Ежедневно часов в одиннадцать вечера в камеру заходил дежурный. Мы выстраивались в два ряда, а он, держа список в руке, называл фамилии. При каждом громком «есть» или «я» он пристально вглядывался в лицо, как бы стараясь запечатлеть его в памяти. После проверки мы сразу же укладывались спать. В камере наступала тишина, мы погружались в сон.
Как-то мы проснулись от странного шума, доносившегося со двора тюрьмы. Мы ломали себе голову, что бы это могло значить. Шум этот очень походил на звон разбиваемого стекла. Да, сомнения не было, — бьют стекла. Но кто, с какой целью? Если бы это был мятеж, вся тюрьма гудела бы от волнения, всполошилась бы администрация, забегала бы по двору стража и, наконец, дело дошло бы до стрельбы. Но ничего подобного не было. А звон тонкий, металлический, дребезжащий, между тем продолжал дрожать в воздухе, и не оставалось сомнения, что где-то там разбивали стекла.

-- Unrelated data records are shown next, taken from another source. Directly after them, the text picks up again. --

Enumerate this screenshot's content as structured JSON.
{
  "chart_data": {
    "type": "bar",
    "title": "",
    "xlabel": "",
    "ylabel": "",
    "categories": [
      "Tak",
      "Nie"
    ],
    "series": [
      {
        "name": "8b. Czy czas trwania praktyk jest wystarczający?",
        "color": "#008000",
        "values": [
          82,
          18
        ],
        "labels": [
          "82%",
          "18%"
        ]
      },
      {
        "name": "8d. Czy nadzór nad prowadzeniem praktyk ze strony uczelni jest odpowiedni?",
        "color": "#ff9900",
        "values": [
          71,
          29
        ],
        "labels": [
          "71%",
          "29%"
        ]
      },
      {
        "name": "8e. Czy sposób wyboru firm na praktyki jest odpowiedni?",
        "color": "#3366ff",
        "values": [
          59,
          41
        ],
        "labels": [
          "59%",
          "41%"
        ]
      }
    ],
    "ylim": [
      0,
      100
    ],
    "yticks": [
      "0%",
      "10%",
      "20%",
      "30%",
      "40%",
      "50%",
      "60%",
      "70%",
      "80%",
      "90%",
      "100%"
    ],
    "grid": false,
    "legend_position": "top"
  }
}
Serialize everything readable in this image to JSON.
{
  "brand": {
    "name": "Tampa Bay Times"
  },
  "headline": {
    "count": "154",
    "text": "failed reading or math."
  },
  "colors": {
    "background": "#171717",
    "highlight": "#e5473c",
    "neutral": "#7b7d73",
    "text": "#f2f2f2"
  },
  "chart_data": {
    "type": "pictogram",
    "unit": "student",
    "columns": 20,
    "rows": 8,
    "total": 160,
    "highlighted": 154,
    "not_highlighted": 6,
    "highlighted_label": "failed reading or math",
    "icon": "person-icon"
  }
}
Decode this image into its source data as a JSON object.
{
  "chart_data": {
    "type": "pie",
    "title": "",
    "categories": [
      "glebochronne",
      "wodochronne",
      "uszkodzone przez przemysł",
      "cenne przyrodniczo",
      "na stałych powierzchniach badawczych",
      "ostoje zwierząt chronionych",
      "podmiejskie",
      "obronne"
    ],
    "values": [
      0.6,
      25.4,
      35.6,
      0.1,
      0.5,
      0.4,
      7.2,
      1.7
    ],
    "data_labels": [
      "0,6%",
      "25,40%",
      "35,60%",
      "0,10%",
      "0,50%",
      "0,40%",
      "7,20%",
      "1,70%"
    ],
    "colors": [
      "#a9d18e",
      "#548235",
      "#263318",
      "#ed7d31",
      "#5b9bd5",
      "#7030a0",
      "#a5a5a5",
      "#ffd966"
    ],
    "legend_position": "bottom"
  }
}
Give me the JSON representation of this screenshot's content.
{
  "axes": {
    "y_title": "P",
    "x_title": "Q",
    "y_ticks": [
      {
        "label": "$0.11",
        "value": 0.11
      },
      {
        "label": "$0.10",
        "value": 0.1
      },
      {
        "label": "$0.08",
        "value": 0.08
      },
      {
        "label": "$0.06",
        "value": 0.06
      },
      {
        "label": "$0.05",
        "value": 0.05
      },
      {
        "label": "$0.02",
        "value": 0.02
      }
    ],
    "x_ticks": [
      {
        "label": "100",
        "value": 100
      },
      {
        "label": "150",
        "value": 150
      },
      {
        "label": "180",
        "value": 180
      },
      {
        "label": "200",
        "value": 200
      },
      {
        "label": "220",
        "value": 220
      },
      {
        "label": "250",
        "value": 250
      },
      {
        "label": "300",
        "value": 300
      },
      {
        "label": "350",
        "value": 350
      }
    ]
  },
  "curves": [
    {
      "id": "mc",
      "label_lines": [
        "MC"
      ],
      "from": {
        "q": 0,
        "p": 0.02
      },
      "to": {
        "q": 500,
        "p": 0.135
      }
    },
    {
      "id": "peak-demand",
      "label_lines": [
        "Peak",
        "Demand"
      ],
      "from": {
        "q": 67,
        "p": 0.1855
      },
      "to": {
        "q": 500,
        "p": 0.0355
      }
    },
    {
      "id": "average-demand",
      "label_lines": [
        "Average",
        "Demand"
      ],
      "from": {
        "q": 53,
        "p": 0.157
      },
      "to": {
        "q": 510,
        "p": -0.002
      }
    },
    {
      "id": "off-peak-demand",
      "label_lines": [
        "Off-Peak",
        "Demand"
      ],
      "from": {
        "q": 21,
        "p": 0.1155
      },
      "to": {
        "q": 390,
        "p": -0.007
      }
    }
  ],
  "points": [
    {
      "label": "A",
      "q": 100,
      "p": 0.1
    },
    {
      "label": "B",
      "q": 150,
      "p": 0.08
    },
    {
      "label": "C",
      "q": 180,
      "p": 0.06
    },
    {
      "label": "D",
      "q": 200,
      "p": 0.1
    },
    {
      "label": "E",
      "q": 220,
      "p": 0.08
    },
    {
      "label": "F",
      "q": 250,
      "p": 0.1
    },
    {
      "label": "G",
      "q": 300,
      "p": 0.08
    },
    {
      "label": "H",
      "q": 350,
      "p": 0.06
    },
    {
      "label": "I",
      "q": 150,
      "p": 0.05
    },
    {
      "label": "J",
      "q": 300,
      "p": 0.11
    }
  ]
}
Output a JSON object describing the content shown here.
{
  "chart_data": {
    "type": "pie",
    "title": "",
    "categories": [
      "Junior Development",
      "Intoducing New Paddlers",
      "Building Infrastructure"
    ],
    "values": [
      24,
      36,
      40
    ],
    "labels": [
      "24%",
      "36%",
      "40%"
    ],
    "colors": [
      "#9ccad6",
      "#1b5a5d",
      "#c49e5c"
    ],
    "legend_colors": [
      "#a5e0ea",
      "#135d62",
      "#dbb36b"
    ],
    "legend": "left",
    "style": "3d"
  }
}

— Знаете, что это? — сказал кто-то. — Это уничтожают фотонегативы. За последние годы их, вероятно, накопилась масса, и они лежали бы себе преспокойно в тайниках НКВД, если бы не война. А не кажется ли вам, что лихорадочная ликвидация фотонегативов в ночной тиши в какой-то мере связана с предстоящей эвакуацией тюрьмы и поэтому НКВД спешно уничтожает хлам, который не представляет особенной ценности?
Трудно было сказать, насколько это предположение было верным.
Ночь была какая-то тревожная, беспокойная. Только мы заснули, как кто-то снова нас разбудил. Это был Крамаренко, до ареста — бухгалтер.
— Вы слышите запах дыма? Что-то горит, — сказал он.
Действительно, к удушливому насыщенному человеческим потом и испарениями воздуху примешивался проникающий со двора запах дыма. Неужели пожар? Все заговорили разом, с тревогой втягивая в себя воздух.
— Успокойтесь, товарищи! — стараясь перекричать всех, сказал Крамаренко. — По-моему, пахнет горелой бумагой. Уж не жгут ли архивы с делами заключенных? Сколько же это тонн бумаги! Наверно, не одна комната забита ею до отказа. Ведь столько людей прошло через это «чистилище». Но какая все-таки необходимость уничтожать на кострах такой ценный для НКВД материал? — продолжал вслух размышлять Крамаренко. — А впрочем, они жгут, вероятно, только копии, подлинники же хранятся в Москве на Лубянке, — решил он наконец. — О том, что все материалы по делам заключенных отсылаются в главное управление НКВД СССР, а на местах остаются только копии, я по секрету слышал от заведующего кадрами в нашей школе.